Stamatis Tsantanis, the Company’s Chairman & Chief Executive Officer, stated:
“Our financial results for the quarter that ended on March 31, 2018 were improved due to the higher average daily charter rates earned by our vessels, and the addition of the M/V Partnership to our fleet in the second quarter of 2017, resulting in a 10% increase in our total ownership days. Specifically, we achieved a daily time charter equivalent (“TCE”)1 rate of $11,712 in the first quarter of 2018, which is 92% higher than the $6,106 per day earned in the first quarter of 2017.
“The improvement in charter rates was reflected positively in our financial performance, as EBITDA for the first quarter of 2018 increased to $4.6 million as compared to a negative EBITDA of $62 thousand in the same period of 2017. Our bottom line was affected by sizeable non-cash expenses including $934 thousand in non-cash amortization of our convertible notes.
“Most importantly, our corporate leverage has drastically improved following the commencement of debt principal repayments in all our bank facilities in the last quarter of 2017, as well as with the refinancing of the M/V Championship in the third quarter of 2017. In this context, our book equity has strengthened significantly by increasing to $37.2 million as of March 31, 2018 from $26.7 million as of March 31, 2017. Our total equity, as adjusted for the market value of our fleet, stood at $40.7 million as of March 31, 2018, as compared to $5.8 million as of March 31, 2017.
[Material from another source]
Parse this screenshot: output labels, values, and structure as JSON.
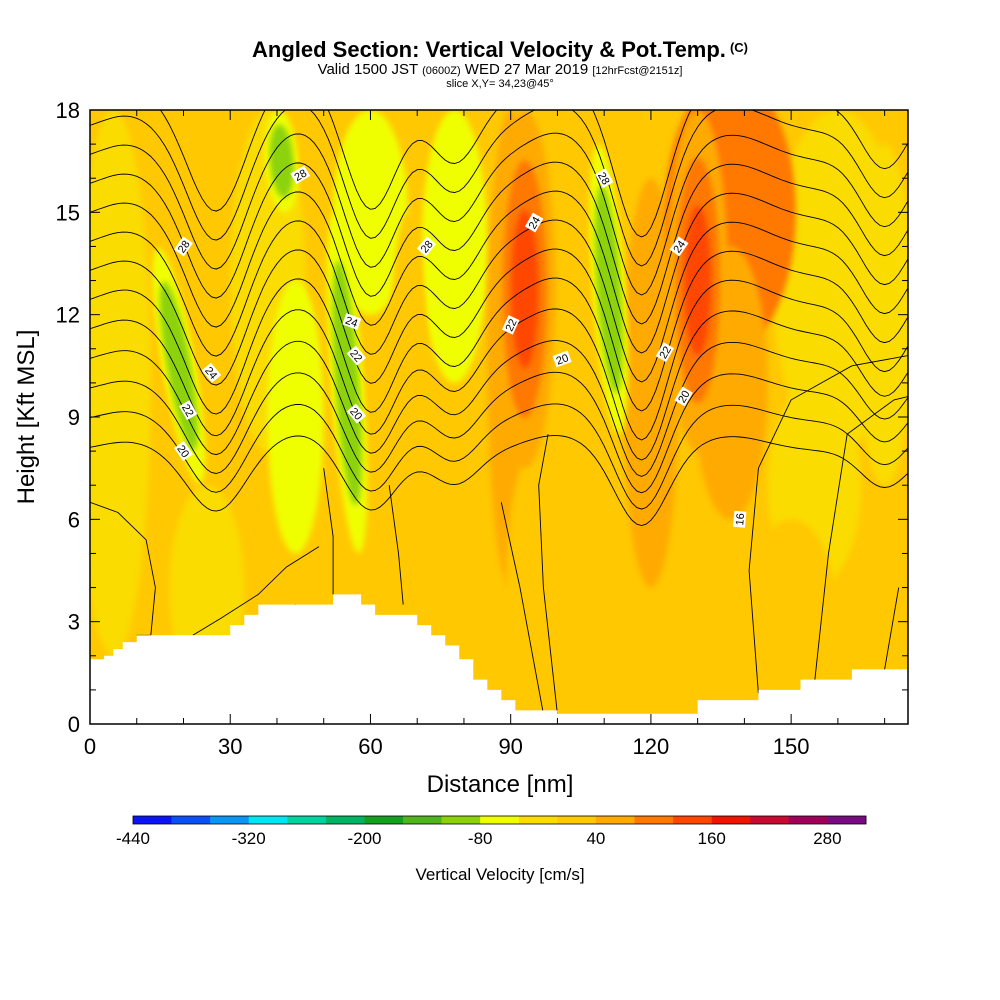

“As regards general market conditions, in the first quarter of 2018 we experienced a period of weakness caused by adverse weather conditions in Brazil and a slowdown in Chinese imports due to the Chinese New Year, which was further exacerbated by restrictions on industrial production introduced in 2017 pursuant to environmental regulations. Nevertheless, in the first quarter of 2018 the market increased materially in terms of the daily average earnings of the Baltic Capesize Index as compared to the same period in 2017, mainly due to the dramatic reduction in newbuilding deliveries, which is expected to continue for the foreseeable future. Overall we expect the seaborne transportation of iron ore and coal to increase by 3% to 4% on an annual basis while the historically low order book should facilitate a substantial increase in freight rates.
“Having delivered a significant improvement in our performance during what is seasonally the weakest and most volatile part of the year, we are optimistic about the second half of 2018, and we remain confident that the improved day-rate and asset value environment should further benefit the net asset value of our fleet.”